Assinale-se que no período de 2003 a 2010, houve crescimento da massa salarial, da população economicamente ativa, do nível de emprego e dos segurados contribuintes do INSS.

Em 2014, foram concedidos 4,7 milhões de benefícios por incapacidade isto correspondeu a 58% do volume das concessões e de 59% do total da despesa com benefícios.

Se compararmos os dados de auxilio doença vejam o que aconteceu em 2014 e 2015. Em 2014, foram concedidos 2,3 milhões de auxílios no valor de R$ 2,5 bilhões. E 2015, foram 1.8 milhão no valor de R$ 2,2 bilhões. Neste caso, é evidente que a greve dos peritos foi mais efetiva do que as tentativas de mudança da legislação, proposta pela área econômica do governo.

É verdade que o quadro de peritos não acompanha o crescimento da demanda de auxílios e aposentadorias por incapacidade. Dos 4.500 peritos do quadro, cerca de 3.200 estão na ponta tomando chuva e bordoada e 1.300 estão na retaguarda. O mais grave, é que não há um só perito em áreas críticas do custeio, como na Procuradoria e nas Juntas e Conselhos de Recursos da Previdência Social. Mais ainda, em que pesem as justas solicitações da Associação Nacional dos Médicos Peritos-ANMP as condições de trabalho as nas agências do INSS, que tem perícia (pois não está presente nas pequenas cidades) são críticas e inaceitáveis especialmente nas metrópoles com grande número de segurados (trabalhadores) contribuintes.
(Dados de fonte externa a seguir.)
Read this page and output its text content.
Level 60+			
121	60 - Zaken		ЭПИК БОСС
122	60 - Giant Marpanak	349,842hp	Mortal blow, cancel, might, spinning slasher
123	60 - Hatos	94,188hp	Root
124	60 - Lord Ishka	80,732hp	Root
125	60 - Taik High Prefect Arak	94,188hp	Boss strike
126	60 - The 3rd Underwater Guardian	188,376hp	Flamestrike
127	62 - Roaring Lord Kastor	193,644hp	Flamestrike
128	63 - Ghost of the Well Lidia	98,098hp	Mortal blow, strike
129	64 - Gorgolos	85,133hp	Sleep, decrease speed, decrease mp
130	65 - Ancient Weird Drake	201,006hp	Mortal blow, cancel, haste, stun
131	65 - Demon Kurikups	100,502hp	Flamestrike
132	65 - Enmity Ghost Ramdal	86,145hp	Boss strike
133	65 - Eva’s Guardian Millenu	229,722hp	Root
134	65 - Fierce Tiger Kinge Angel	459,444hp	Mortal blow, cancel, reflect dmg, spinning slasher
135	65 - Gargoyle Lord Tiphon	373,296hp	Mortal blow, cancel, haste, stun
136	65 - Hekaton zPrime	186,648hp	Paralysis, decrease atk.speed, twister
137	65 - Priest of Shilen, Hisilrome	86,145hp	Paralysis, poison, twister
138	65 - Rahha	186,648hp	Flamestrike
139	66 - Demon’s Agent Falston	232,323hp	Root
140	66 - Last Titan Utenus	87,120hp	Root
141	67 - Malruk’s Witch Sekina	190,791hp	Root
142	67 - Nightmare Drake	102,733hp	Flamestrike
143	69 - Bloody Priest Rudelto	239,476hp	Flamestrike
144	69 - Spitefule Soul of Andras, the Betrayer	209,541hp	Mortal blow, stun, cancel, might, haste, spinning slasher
A nova tentativa do governo, como reação à greve dos 120 dias dos peritos, por mudança da jornada, salários e condições de trabalho, soa como uma vingança que vai gerar mais ônus para Previdência. A terceirização reimplantada (e que foi nefasta no passado) e a tentativa de levar para os médicos do SUS e para os falsos médicos cubanos a concessão da perícia (revogando a Lei que tornou privativa ao perito médico a realização da perícia) não é só um retrocesso no marco legal. Desarruma Perícia Médica do INSS e instaura um processo de caos. Quem viver verá. Francamente não é uma solução, é um agravo!

(*) Paulo César Regis de Souza vice-presidente Executivo da Associação Nacional dos Servidores da Previdência e da Seguridade Social -ANASPS.